Breaking it down by beverage type

This study clearly showed that when consuming beer or spirits at least 7 times per week, there was significant weight gain among participants, and the risk for obesity was increased as well.  However, an interesting result showed that individuals consuming red or other wines at least 7 times per week gained less weight or even lost weight compared to those drinking beer or spirits.

How can wine consumption result in this opposite result than beer or spirit consumption? 

Studies have shown that red wine increases aromatase expression in adipose tissue, which leads to lower weight gain through an increase in local estradiol concentrations.  Red wine has also been shown to be capable of decreasing adipocyte size, which is beneficial for metabolic mechanisms that control obesity.

Another mechanism by which red wine shows lesser weight gain or even weight loss is through the commonly studied phenol, resveratrol.  Studies have shown that in vitro (in a laboratory setting), resveratrol can inhibit de novo lipogenesis in concert with a downregulation of lipogenic genes.  In plain English, resveratrol may act to restrict the number of calories absorbed into the system.  

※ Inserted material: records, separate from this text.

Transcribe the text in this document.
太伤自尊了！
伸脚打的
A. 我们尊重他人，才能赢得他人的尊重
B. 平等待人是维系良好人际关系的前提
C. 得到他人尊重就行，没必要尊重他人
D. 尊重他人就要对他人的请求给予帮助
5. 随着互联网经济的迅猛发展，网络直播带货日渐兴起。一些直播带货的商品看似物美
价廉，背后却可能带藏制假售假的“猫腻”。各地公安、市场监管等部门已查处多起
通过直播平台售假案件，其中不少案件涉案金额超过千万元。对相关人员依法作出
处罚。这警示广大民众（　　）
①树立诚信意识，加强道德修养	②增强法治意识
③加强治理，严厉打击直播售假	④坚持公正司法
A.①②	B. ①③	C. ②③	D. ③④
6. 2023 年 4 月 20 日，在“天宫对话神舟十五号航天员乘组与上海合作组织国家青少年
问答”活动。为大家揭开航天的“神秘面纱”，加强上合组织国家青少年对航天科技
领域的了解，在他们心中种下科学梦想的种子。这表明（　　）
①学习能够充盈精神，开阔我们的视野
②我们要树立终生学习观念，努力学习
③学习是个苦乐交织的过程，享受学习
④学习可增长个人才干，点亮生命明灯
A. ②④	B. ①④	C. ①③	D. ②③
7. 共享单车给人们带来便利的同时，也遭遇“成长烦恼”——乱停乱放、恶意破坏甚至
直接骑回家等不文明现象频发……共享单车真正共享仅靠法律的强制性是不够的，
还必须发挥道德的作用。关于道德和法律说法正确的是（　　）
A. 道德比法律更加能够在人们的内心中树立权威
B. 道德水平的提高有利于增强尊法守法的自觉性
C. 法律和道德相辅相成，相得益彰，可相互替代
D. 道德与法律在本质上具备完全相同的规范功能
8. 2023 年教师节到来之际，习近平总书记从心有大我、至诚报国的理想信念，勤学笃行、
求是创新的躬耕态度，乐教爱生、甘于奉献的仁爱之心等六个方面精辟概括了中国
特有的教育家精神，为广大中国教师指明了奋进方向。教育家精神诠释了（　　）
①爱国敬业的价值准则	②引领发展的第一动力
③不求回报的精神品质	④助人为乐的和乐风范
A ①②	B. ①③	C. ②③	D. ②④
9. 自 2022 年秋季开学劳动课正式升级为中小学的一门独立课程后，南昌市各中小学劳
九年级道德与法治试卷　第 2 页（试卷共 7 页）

Finally, the results of this study showing lower weight gain or weight loss by red wine consumers could be confounded by the fact that in general, red wine drinkers choose a healthier lifestyle to begin with, and may be significant to this result.

What does this all mean?

In a nutshell, it appears that beer and spirit consumption is associated with higher weight gain and higher obesity rates and that wine consumption is not.  Wine consumption is associated with much less weight gain, and in some cases, weight loss.  Of course, it is likely other factors are involved as well, such as dietary choice and other lifestyle decisions, which may be confounding the results shown here.  More studies should be done teasing these factors apart, to get a more accurate understanding of how different alcohol beverages affect weight gain and obesity rates in adults.

I think the results of this study are promising, in that not only does red wine provide many apparent health benefits (e.g. cardiovascular health, bone health, etc), but it does not appear to be involved in the obesity epidemic that continues to grip the world.  Just don’t forget to exercise!!

I’d love to hear from you!  Feel free to comment below!

Full citation for the article discussed today:

Sayon-Orea, C., Bes-Rastrollo, M., Nuñez-Cordoba, J.M., Basterra-Gortari, F.J., Beunza, J.J., and Martinez-Gonzalez, M.A. 2011. Type of alcoholic beverage and incidence of overweight/obesity in a Mediterranean cohort: The SUN project. Nutrition 27: 802-808.

I am not a health professional, nor do I pretend to be. Please consult your doctor before altering your alcohol consumption habits. Do not consume alcohol if you are under the age of 21. Do not drink and drive. Enjoy responsibly!